Melecehkan orang yang berbuat dosa adalah dosa itu sendiri. Karena setiap orang pasti memiliki persoalannya sendiri. Maka yang terpenting dari sebuah kesalahan atau dosa adalah tobat. Sehingga kesadaran terhadap suatu kesalahan akan melahirkan nilai-nilai istighfar.
Gender Dysphoria
Dalam hal menyelesaikan masalah sosial yang berkaitan dengan transgender MUI memberikan Fatwa, bahwa mengubah jenis kelamin (gender) dari perempuan menjadi laki-laki atau sebaliknya dengan sengaja hukumnya haram. Sedangkan jika menyempurnakan alat kelamin bagi seorang khuntsa (orang yang mempunyai dua jenis kelamin) yang fungsi alat kelamin laki-lakinya lebih dominan atau sebaliknya, melalui operasi penyempurnaan alat kelamin, maka hukumnya boleh.
Transgender berasal dari gangguan identitas gender yang dikenal dengan nama Gender Dysphoria (kelainan identitas gender). Gangguan ini dapat berupa rasa tidak nyaman, tertekan, dan ketidakcocokan antara jenis kelamin biologis dengan identitas gender. Oleh karena itu, badan kesehatan dunia, WHO, telah mengklasifikasikan kelainan identitas gender tidak termasuk penyakit mental akan tetapi termasuk dalam penyakit seksual. Langkah ini dilakukan karena pengidap kelainan identitas gender sering mendapatkan stigma negatif sehingga mereka sering terabaikan.

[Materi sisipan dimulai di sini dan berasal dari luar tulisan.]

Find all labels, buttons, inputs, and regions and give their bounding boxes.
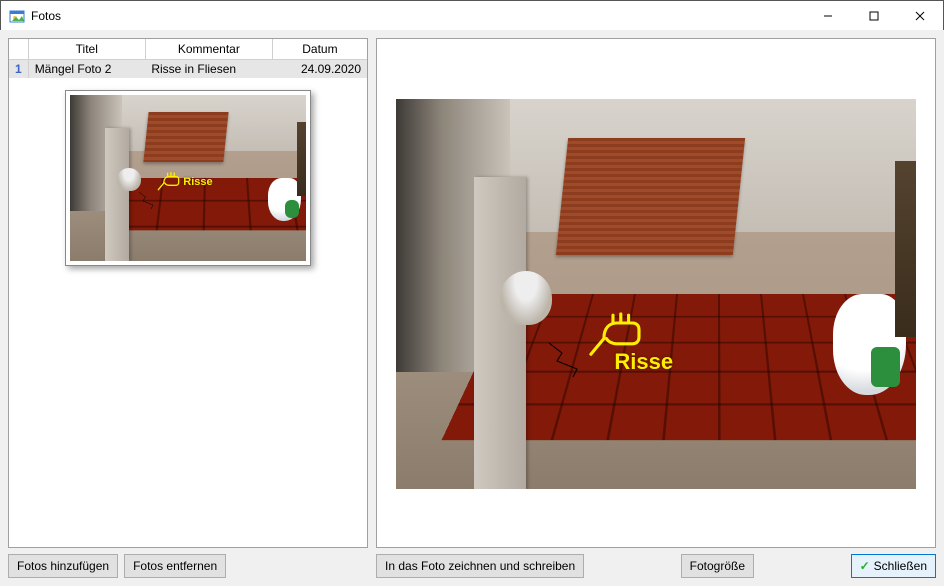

Jadi dengan demikian, transgender ada yang diinterpretasikkan sebagai sebuah usaha terhadap kesempurnaan hidup seseorang. Dalam hal ini bukan karena kecenderungan pribadi, akan tetapi harus ada bukti medis yang dijadikan dasar sebagai sebuah kebijakan yang valid. Sementara, seringkali terjadi usaha-usaha individu untuk mengubah gender (alat kelamin) hanya karena mengikuti tren lingkungan sekitar. Jika ini yang terjadi, maka mereka terjerumus ke dalam jurang haram dan dosa. Wallahu A’lam!